Science in Christian Perspective
Frank A. Houser, Jr., M.A.
From JASA 8 (June 1956): 19-20.
When I was in the Navy the word was passed that if the sailors weren't griping there was something wrong with them. At the time this seemed to me to be just another irrational dictum by which the big brass kidded themselves and consoled their junior officers. As the word filtered down to the enlisted man it seemed to have a singularly unsolacing effect.
Now, in the light of hindsight and some sociological insight the dictum seems to make practical sense. Let's change it to "If the sailors weren't griping there was something wrong with the organization." Look at the large organization that 'has no "loyal opposition", no "party of the second part", no organized minority, and there you see hardening of the arteries known as oligarchy. Whether it's a trade union, political party, church, or U. S. Navy it needs the healthy criticism which is the first step in avoiding concentration of power and/or desiccation of ideas. Sometimes this criticism comes from outside the organization. Sometimes from within. In any case human organizations need it.
So, the griping could well indicate that (1) the organization is not really up to snuff, (2) the atmosphere is free enough to permit criticism. (3) the desirably taut organization which has activists instead of "apathists" is indeed to be congratulated.
These general remarks could well apply to the ASA. But, for the moment, let's look at the people who study groups-the sociologists themselves. Yes, the fratern ity of sociologists is far from uniformity. Even better, it is far from unity. But, it's a healthy kind of disagreement that is of interest not only to the sociologists themselves, but to Christian men of science at large.
The fascinating aspect of the division in the house of sociology is that the minority spokesman is the President of the outfit! Herbert Blumer is a man long respected in the society of sociologists but hardly agreed with by everyone. It is the merit of the organization that it elected a leader for this year who could focus attention on an issue which undermines the bulk of research in the field of sociology today. Not only the healthy give and take of ideas, but the substance of the issue Blumer states is of interest to ASA members.

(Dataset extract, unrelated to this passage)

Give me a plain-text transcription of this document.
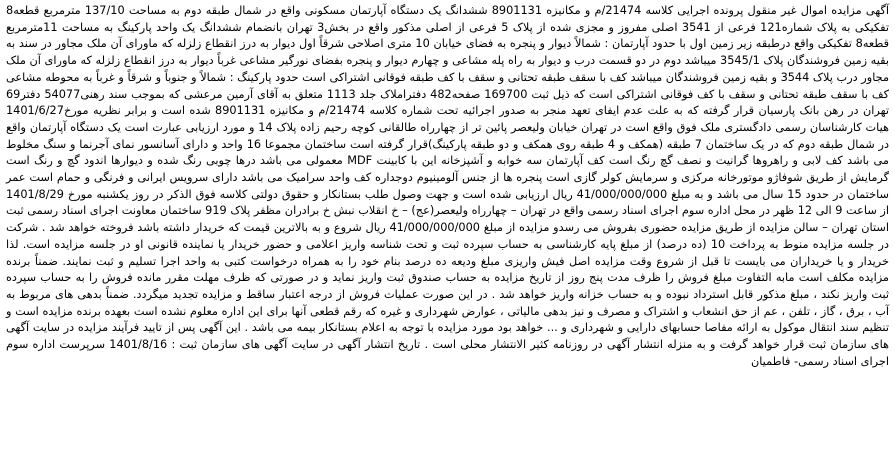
آگهی مزایده اموال غیر منقول پرونده اجرایی کلاسه 21474/م و مکانیزه 8901131 ششدانگ یک دستگاه آپارتمان مسکونی واقع در شمال طبقه دوم به مساحت 137/10 مترمربع قطعه8 تفکیکی به پلاک شماره121 فرعی از 3541 اصلی مفروز و مجزی شده از پلاک 5 فرعی از اصلی مذکور واقع در بخش3 تهران بانضمام ششدانگ یک واحد پارکینگ به مساحت 11مترمربع قطعه8 تفکیکی واقع درطبقه زیر زمین اول با حدود آپارتمان : شمالاً دیوار و پنجره به فضای خیابان 10 متری اصلاحی شرقاً اول دیوار به درز انقطاع زلزله که ماورای آن ملک مجاور در سند به بقیه زمین فروشندگان پلاک 3545/1 میباشد دوم در دو قسمت درب و دیوار به راه پله مشاعی و چهارم دیوار و پنجره بفضای نورگیر مشاعی غرباً دیوار به درز انقطاع زلزله که ماورای آن ملک مجاور درب پلاک 3544 و بقیه زمین فروشندگان میباشد کف با سقف طبقه تحتانی و سقف با کف طبقه فوقانی اشتراکی است حدود پارکینگ : شمالاً و جنوباً و شرقاً و غرباً به محوطه مشاعی کف با سقف طبقه تحتانی و سقف با کف فوقانی اشتراکی است که ذیل ثبت 169700 صفحه482 دفتراملاک جلد 1113 متعلق به آقای آرمین مرعشی که بموجب سند رهنی54077 دفتر69 تهران در رهن بانک پارسیان قرار گرفته که به علت عدم ایفای تعهد منجر به صدور اجرائیه تحت شماره کلاسه 21474/م و مکانیزه 8901131 شده است و برابر نظریه مورخ1401/6/27 هیات کارشناسان رسمی دادگستری ملک فوق واقع است در تهران خیابان ولیعصر پائین تر از چهارراه طالقانی کوچه رحیم زاده پلاک 14 و مورد ارزیابی عبارت است یک دستگاه آپارتمان واقع در شمال طبقه دوم که در یک ساختمان 7 طبقه (همکف و 4 طبقه روی همکف و دو طبقه پارکینگ)قرار گرفته است ساختمان مجموعا 16 واحد و دارای آسانسور نمای آجرنما و سنگ مخلوط می باشد کف لابی و راهروها گرانیت و نصف گچ رنگ است کف آپارتمان سه خوابه و آشپزخانه این با کابینت MDF معمولی می باشد درها چوبی رنگ شده و دیوارها اندود گچ و رنگ است گرمایش از طریق شوفاژو موتورخانه مرکزی و سرمایش کولر گازی است پنجره ها از جنس آلومینیوم دوجداره کف واحد سرامیک می باشد دارای سرویس ایرانی و فرنگی و حمام است عمر ساختمان در حدود 15 سال می باشد و به مبلغ 41/000/000/000 ریال ارزیابی شده است و جهت وصول طلب بستانکار و حقوق دولتی کلاسه فوق الذکر در روز یکشنبه مورخ 1401/8/29 از ساعت 9 الی 12 ظهر در محل اداره سوم اجرای اسناد رسمی واقع در تهران – چهارراه ولیعصر(عج) – خ انقلاب نبش خ برادران مظفر پلاک 919 ساختمان معاونت اجرای اسناد رسمی ثبت استان تهران – سالن مزایده از طریق مزایده حضوری بفروش می رسدو مزایده از مبلغ 41/000/000/000 ریال شروع و به بالاترین قیمت که خریدار داشته باشد فروخته خواهد شد . شرکت در جلسه مزایده منوط به پرداخت 10 (ده درصد) از مبلغ پایه کارشناسی به حساب سپرده ثبت و تحت شناسه واریز اعلامی و حضور خریدار یا نماینده قانونی او در جلسه مزایده است. لذا خریدار و یا خریداران می بایست تا قبل از شروع وقت مزایده اصل فیش واریزی مبلغ ودیعه ده درصد بنام خود را به همراه درخواست کتبی به واحد اجرا تسلیم و ثبت نمایند. ضمناً برنده مزایده مکلف است مابه التفاوت مبلغ فروش را ظرف مدت پنج روز از تاریخ مزایده به حساب صندوق ثبت واریز نماید و در صورتی که ظرف مهلت مقرر مانده فروش را به حساب سپرده ثبت واریز نکند ، مبلغ مذکور قابل استرداد نبوده و به حساب خزانه واریز خواهد شد . در این صورت عملیات فروش از درجه اعتبار ساقط و مزایده تجدید میگردد. ضمناً بدهی های مربوط به آب ، برق ، گاز ، تلفن ، عم از حق انشعاب و اشتراک و مصرف و نیز بدهی مالیاتی ، عوارض شهرداری و غیره که رقم قطعی آنها برای این اداره معلوم نشده است بعهده برنده مزایده است و تنظیم سند انتقال موکول به ارائه مفاصا حسابهای دارایی و شهرداری و ... خواهد بود مورد مزایده با توجه به اعلام بستانکار بیمه می باشد . این آگهی پس از تایید فرآیند مزایده در سایت آگهی های سازمان ثبت قرار خواهد گرفت و به منزله انتشار آگهی در روزنامه کثیر الانتشار محلی است . تاریخ انتشار آگهی در سایت آگهی های سازمان ثبت : 1401/8/16 سرپرست اداره سوم اجرای اسناد رسمی- فاطمیان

Let's look at the issue. The main line research in sociology today stresses analytical variables which are discrete and homogeneous. Blumer asserted recently at the Midwest Sociology Society's convention that this emphasis results in "research at a distance" or setting up on the basis of certain "outside" concepts a design of a study. The mode of research is structured in advance. For example, if a sociologist decides to study the relation between griping and size of organization he proceeds by (1) defining griping or what indicates it, (2) setting up a questionnaire or interview schedule to reveal the subject's gripes, (3) setting up an experimental situation wherein a large and small group are compared when all other factors are controlled. Notice that in this approach the researcher came to the situation or looked for it with some fairly well established ideas in mind. Naturally, the level of the sophistication or refinement of concepts is much higher in today's research than our prosaic example. But, the point is that he comes to the situation with concepts or variables which have been gleaned from many previous studies or observation. In order to test his hypothesis he designs the study rigorously, and probably makes it very amenable to statistical manipulation-not just measures of central tendency, but correlation, chi square, critical ratios, or whatever device best fits the problem at hand.
Now as I understand the point Blumer is making, it is that the above type of approach, while useful, fails to lend itself to a faithful understanding of social behavior. Why? Because it "emasculates" the individual or group by forcing a conceptual scheme on one facet of behavior. Rather, says Blumer, ought sociologists to see persons as "wholes"-in interaction with others--so that the inevitable scheme with which we come to our study, may be open to vast amendment or reorientation as we allow the whole person in a full setting to act. The cardinal point of any empirical science is to stay true to the nature of its subject matter. This can be done, and has been done better, according to Blumer, by sociologists who involve themselves by way of "participant experimentation" in the study. "Sympathetic introspection" is a key.
As a matter of fact, Blumer indicates that the earlier sociologists who immersed themselves in the situation without completely prearranged ideas (and with fairly crude methods) probably have given us more lasting results than all the contributions of modern research. For example, Thomas, Znaniecki, Thrasher, Cooley, Park, and Weber stand out in the quality of their contributions. What today, asked Blumer, can match such concepts of earlier vintage as mores, primary group, bureaucracy, anomie, definition of the situation, et al? To introduce an intellectual understanding of experience of people studied is an art that seen is hard to duplicate given today's approach.
Please note this is no blast against empiricism. It is a critique of the current variety of empiricism in sociology which gives us much that is precise, but little that is significant.
Christian men of science may be reminded here that the search for truth is best accomplished when free inquiry and discussion prevail. They may also note the revised defense of man who cannot be reduced to fit some analytical scheme without doing despite to both man and science.